18 December 2010

In Praise of Single Dads

Seasons greetings (or gretchings, as you see fit.) Christmas is growing on me, is it growing on you? As long as I can dodge its more maudlin elements and block out childhood memories of family meals past, this seems like a nice enough time.

I like the growing trend of adults not giving each other presents, or limiting themselves to useful items like wine and books. I'm colluding with my sister to get my mum a new sleep set, however, as she has the rattiest looking duvet and sheets to go with her collection of hideous flannel nighties. The latter I consider her boyfriend's problem, not mine.

Honestly, ladies. I know some of you who look smashing in day-time apparel, but who retreat into grannynighties and enormous pyjama sets and sweat pants (!) with the setting of the sun. Good lord, what's wrong with you? It IS effective birth control, I suppose, unless your mate has a geriatric fetish, but I personally find it disheartening. Is there not a way you can be both "cozy" and sexy? Think more Jennifer Beals in Flashdance, less Bea Arthur in Maude. And let's all get rid of the damn yoga pants already, except for yoga? Camel toes are so 2009.

Anyway, I am here to praise, not censure. I'm digging 30-something single daddies these days. First, an update or a recap, depending when last we met.

The fuckbuddy has graduated to gentleman-caller, and I'm quite gratified to report all is quite good on the sex and conversation fronts. On the emotional front, however, he seems skittish. I think this healthy considering he has not long been divorced. Being easily prone to startling also means I can have a bit 'o' fun with him. Wicked Gretchie can't helping yanking a clanking chain at times, like pretending to be crazy (turning innocent texts into accusations of him calling me fat) or telling him we're getting Facebook-married. I don't do it that much, just enough to keep him pleasantly unsettled.

Why, you ask, would you be so cruel, dear Gretchie? Well, first of all, it's funny (luckily, he shares a deviant sense of humour with me). Second of all, I am irked by the underlying assumption that in the story called At This Age, the He should be skeptical and the She should be pining for a Real Relationship. A reverse chase, of sorts.
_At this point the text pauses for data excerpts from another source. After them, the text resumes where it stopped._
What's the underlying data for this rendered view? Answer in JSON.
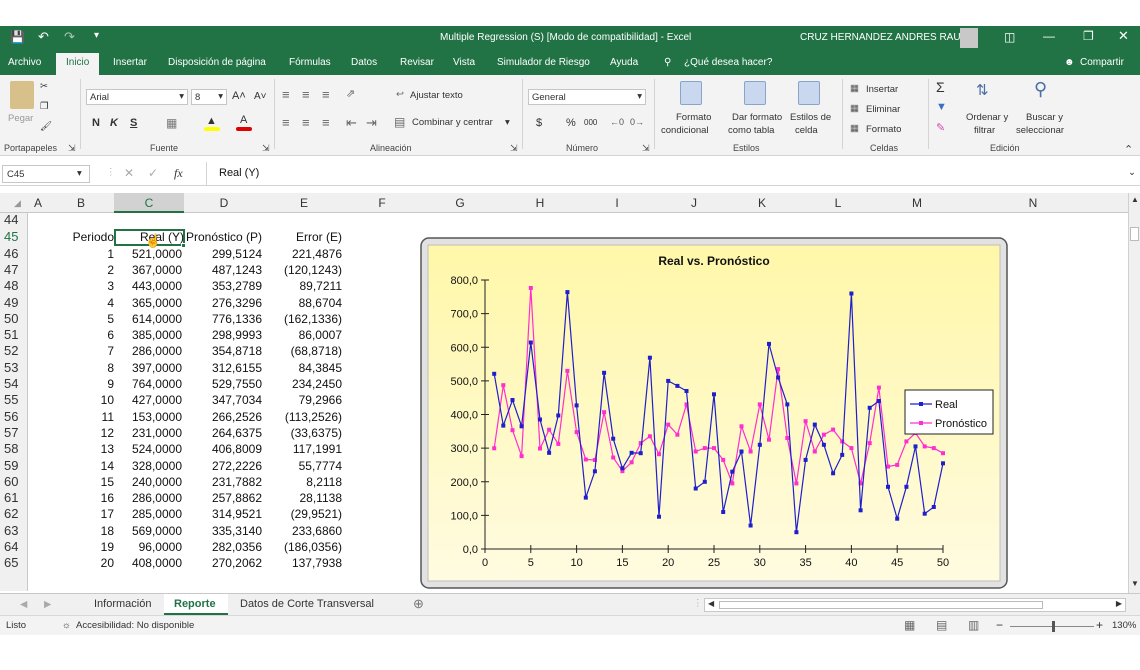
{
  "title": "Multiple Regression (S)  [Modo de compatibilidad]  -  Excel",
  "user": "CRUZ HERNANDEZ ANDRES RAUL",
  "tabs": [
    "Archivo",
    "Inicio",
    "Insertar",
    "Disposición de página",
    "Fórmulas",
    "Datos",
    "Revisar",
    "Vista",
    "Simulador de Riesgo",
    "Ayuda"
  ],
  "tell_me": "¿Qué desea hacer?",
  "share": "Compartir",
  "ribbon": {
    "clipboard": {
      "paste": "Pegar",
      "group": "Portapapeles"
    },
    "font": {
      "name": "Arial",
      "size": "8",
      "bold": "N",
      "italic": "K",
      "underline": "S",
      "group": "Fuente"
    },
    "alignment": {
      "wrap": "Ajustar texto",
      "merge": "Combinar y centrar",
      "group": "Alineación"
    },
    "number": {
      "format": "General",
      "currency": "$",
      "percent": "%",
      "thousands": "000",
      "group": "Número"
    },
    "styles": {
      "conditional_1": "Formato",
      "conditional_2": "condicional",
      "table_1": "Dar formato",
      "table_2": "como tabla",
      "cell_1": "Estilos de",
      "cell_2": "celda",
      "group": "Estilos"
    },
    "cells": {
      "insert": "Insertar",
      "delete": "Eliminar",
      "format": "Formato",
      "group": "Celdas"
    },
    "editing": {
      "sort_1": "Ordenar y",
      "sort_2": "filtrar",
      "find_1": "Buscar y",
      "find_2": "seleccionar",
      "group": "Edición"
    }
  },
  "formula_bar": {
    "name_box": "C45",
    "fx": "fx",
    "content": "Real (Y)"
  },
  "columns": [
    "A",
    "B",
    "C",
    "D",
    "E",
    "F",
    "G",
    "H",
    "I",
    "J",
    "K",
    "L",
    "M",
    "N"
  ],
  "row_numbers": [
    "44",
    "45",
    "46",
    "47",
    "48",
    "49",
    "50",
    "51",
    "52",
    "53",
    "54",
    "55",
    "56",
    "57",
    "58",
    "59",
    "60",
    "61",
    "62",
    "63",
    "64",
    "65"
  ],
  "table": {
    "headers": [
      "Periodo",
      "Real (Y)",
      "Pronóstico (P)",
      "Error (E)"
    ],
    "rows": [
      [
        "1",
        "521,0000",
        "299,5124",
        "221,4876"
      ],
      [
        "2",
        "367,0000",
        "487,1243",
        "(120,1243)"
      ],
      [
        "3",
        "443,0000",
        "353,2789",
        "89,7211"
      ],
      [
        "4",
        "365,0000",
        "276,3296",
        "88,6704"
      ],
      [
        "5",
        "614,0000",
        "776,1336",
        "(162,1336)"
      ],
      [
        "6",
        "385,0000",
        "298,9993",
        "86,0007"
      ],
      [
        "7",
        "286,0000",
        "354,8718",
        "(68,8718)"
      ],
      [
        "8",
        "397,0000",
        "312,6155",
        "84,3845"
      ],
      [
        "9",
        "764,0000",
        "529,7550",
        "234,2450"
      ],
      [
        "10",
        "427,0000",
        "347,7034",
        "79,2966"
      ],
      [
        "11",
        "153,0000",
        "266,2526",
        "(113,2526)"
      ],
      [
        "12",
        "231,0000",
        "264,6375",
        "(33,6375)"
      ],
      [
        "13",
        "524,0000",
        "406,8009",
        "117,1991"
      ],
      [
        "14",
        "328,0000",
        "272,2226",
        "55,7774"
      ],
      [
        "15",
        "240,0000",
        "231,7882",
        "8,2118"
      ],
      [
        "16",
        "286,0000",
        "257,8862",
        "28,1138"
      ],
      [
        "17",
        "285,0000",
        "314,9521",
        "(29,9521)"
      ],
      [
        "18",
        "569,0000",
        "335,3140",
        "233,6860"
      ],
      [
        "19",
        "96,0000",
        "282,0356",
        "(186,0356)"
      ],
      [
        "20",
        "408,0000",
        "270,2062",
        "137,7938"
      ]
    ]
  },
  "chart_data": {
    "type": "line",
    "title": "Real vs. Pronóstico",
    "xlim": [
      0,
      50
    ],
    "ylim": [
      0,
      800
    ],
    "xticks": [
      "0",
      "5",
      "10",
      "15",
      "20",
      "25",
      "30",
      "35",
      "40",
      "45",
      "50"
    ],
    "yticks": [
      "0,0",
      "100,0",
      "200,0",
      "300,0",
      "400,0",
      "500,0",
      "600,0",
      "700,0",
      "800,0"
    ],
    "grid": false,
    "legend_position": "right",
    "series": [
      {
        "name": "Real",
        "color": "#1f1fcc",
        "values": [
          521,
          367,
          443,
          365,
          614,
          385,
          286,
          397,
          764,
          427,
          153,
          231,
          524,
          328,
          240,
          286,
          285,
          569,
          96,
          500,
          485,
          470,
          180,
          200,
          460,
          110,
          230,
          290,
          70,
          310,
          610,
          510,
          430,
          50,
          265,
          370,
          310,
          225,
          280,
          760,
          115,
          420,
          440,
          185,
          90,
          185,
          305,
          105,
          125,
          255
        ]
      },
      {
        "name": "Pronóstico",
        "color": "#ff2ed0",
        "values": [
          299.5124,
          487.1243,
          353.2789,
          276.3296,
          776.1336,
          298.9993,
          354.8718,
          312.6155,
          529.755,
          347.7034,
          266.2526,
          264.6375,
          406.8009,
          272.2226,
          231.7882,
          257.8862,
          314.9521,
          335.314,
          282.0356,
          370,
          340,
          430,
          290,
          300,
          300,
          265,
          195,
          365,
          290,
          430,
          325,
          535,
          330,
          195,
          380,
          290,
          340,
          355,
          320,
          300,
          195,
          315,
          480,
          245,
          250,
          320,
          345,
          305,
          300,
          285
        ]
      }
    ]
  },
  "sheet_tabs": [
    "Información",
    "Reporte",
    "Datos de Corte Transversal"
  ],
  "status": {
    "ready": "Listo",
    "accessibility": "Accesibilidad: No disponible",
    "zoom": "130%"
  },
  "colors": {
    "excel_green": "#217346",
    "chart_bg": "#fff8b0",
    "real": "#1f1fcc",
    "forecast": "#ff2ed0"
  }
}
I can't really be too harsh, as it does seem to be true in many cases. Usually women my age are wishing for Prince Charming 2.0 to come riding along and ask for directions. Okay, dare to dream. (Maybe not with such determination and level of detail, though, as it is rather terrifying when love is treated with the same joyless zeal as a home-reno project).

On the flipside, I know a few guys recently liberated from LTRs that are celebrating just getting out with their testes intact. I prefer to take a page from their book. I'm still grateful to be a) out of it b) having a personal sexual renaissance and c) conscious of my good fortune. Anyway, I'm happy to not be in love with anyone but pleasantly beguiled for the time being.

So why the praise of the single dad? Well, they are not squeamish, for one thing. Single childless men can be easily grossed out, which is off-putting. My X could not abide creepy-crawlies and never cleaned up after his own dog even once, or deigned to mop up his own dirty toilet. Note 1: I'll never be with another princess-man.

Single dads are not usually easily embarrassed. Once you've had your 9-month old defecate so forcefully in Starbucks that poo comes squirting out from under the collar of her onesie, you become inured to public shaming. If you're wise, you are thunderstruck with awe at the vigour of your child. Dads are more apt to take such small wonders in stride.

Dads have more likely learned to comfort others. They are more comfortable with physical contact meant to soothe and reassure. They are better listeners and generally more attuned to their surroundings.

Most of all, the dads I know (single and otherwise) are grateful for the small people in their lives. They are tickled to find themselves liking being dads, liking the teaching of small and big things, liking spending time with a pint-sized half-version of themselves with the manners of a mostly jolly, sometimes irate drunkard. It can be pretty funny if you're not in a rush, I gather.

I enjoy the company of children more and more these days as well. I'm bemused to find myself being told I'm good with kids, by parents with raised eyebrows and obviously low expectations. Ha! They are likely also surprised by my flashes of sternness. Adults have the authority to reasonably admonish children not their own in my world, which is an old-fashioned attitude. Not for silly stuff, but when it comes to manners I find myself occasionally dropping the goofy schtick and admonishing like some proper old Auntie May. Oh well, hopefully my friends will forgive me in light of my story-reading skills.

I shall be writing on Christmas so wish you a calm and fruitful week for now. I'm en route to the city to see my dear Guyfriend for a platonic sleepover at a fancy hotel and breakfast at my favourite morning joint. This is yet another way I'm asserting my non-clinginess, I suppose: by putting myself in potentially sexual situations. Ha!

Luckily, my period has just arrived with her usual fervour so we're all safe for the time being, not to mention Guyfriend and I have had a few practice runs with the platonic sleepovers. It's still nice to feel a little sneaky, though. In your face, Relationship assumptions!